In VI alpine skier Menna Fitzpatrick we now have the most decorated British Winter Paralympian with six medals in total – after winning silver and bronze at these Games, alongside her guide Gary Smith. Having got to know Menna a little over the last two Winter Games her fantastic achievements are matched by her excellent attitude to life, and she should be rightly proud of not only what she has achieved but how she has achieved.
Her success is even more remarkable knowing that just days before the Beijing Games, Menna had to change guides. Her positivity didn’t falter however, and her passion and performance, like all of the British team at the Games, was truly remarkable.
With another VI alpine skier, Millie Knight, also winning bronze in Beijing with guide Brett Wild (her fourth career Winter Paralympic medal) and Ollie Hill achieving the same feat on his debut in snowboarding’s banked parallel slalom, there are more medallists than in PyeongChang four years ago. Ollie’s bronze is a significant first Paralympic snowboarding medal and Owen Pick was hot on his heels in fourth place.

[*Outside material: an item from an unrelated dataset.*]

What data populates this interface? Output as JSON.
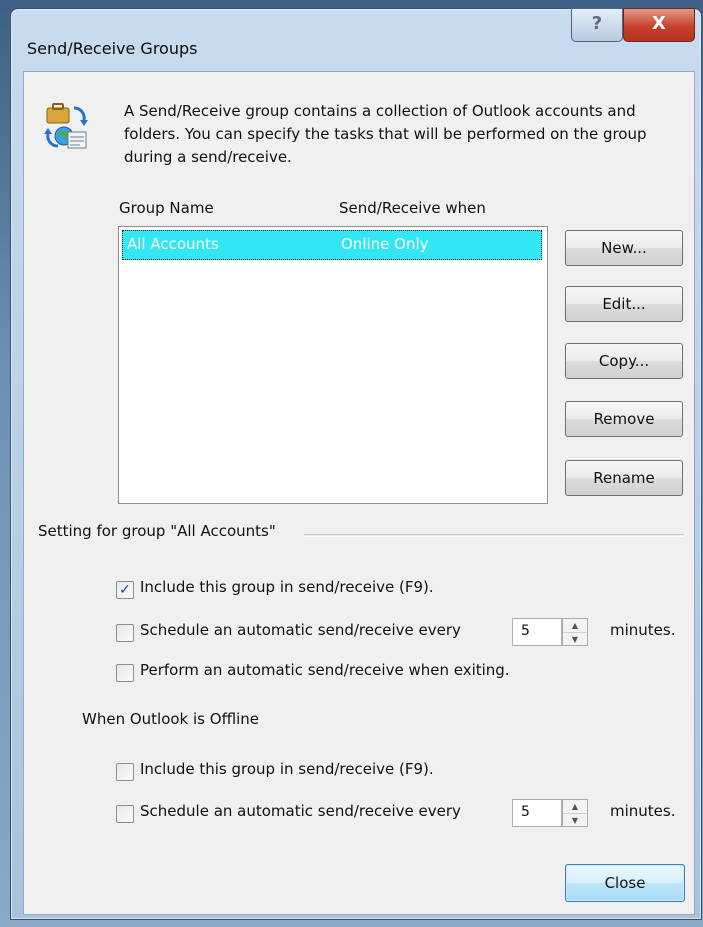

Each and every athlete here in Beijing has been a credit to themselves and the sports they represent. From wheelchair curler David Melrose bouncing back from suffering a shoulder injury on the ice, to Steve Arnold battling back from covid to take to the snow at his first Paralympics they have all shown great resilience and drive.
The team are superb ambassadors for the Paralympic movement and the spirit of the Games. As well as the challenges a global pandemic creates, the build up to the Games were obviously dramatically impacted by the tragedies happening in Ukraine. The team have used their platform to show solidarity and the global sporting community has stood united with the people of Ukraine.
Beijing has been an undoubted success for ParalympicsGB and another step forward for Winter Paralympic sport in the UK. We are thankful for the role of Government and The National Lottery continue to play in providing the financial support that enables athletes to pursue their dreams.
Following the excitement and inspiration of these Winter Games we are optimistic for the future for winter sports and are committed to making them ever more relevant and accessible as we now look towards Milan-Cortina in 2026.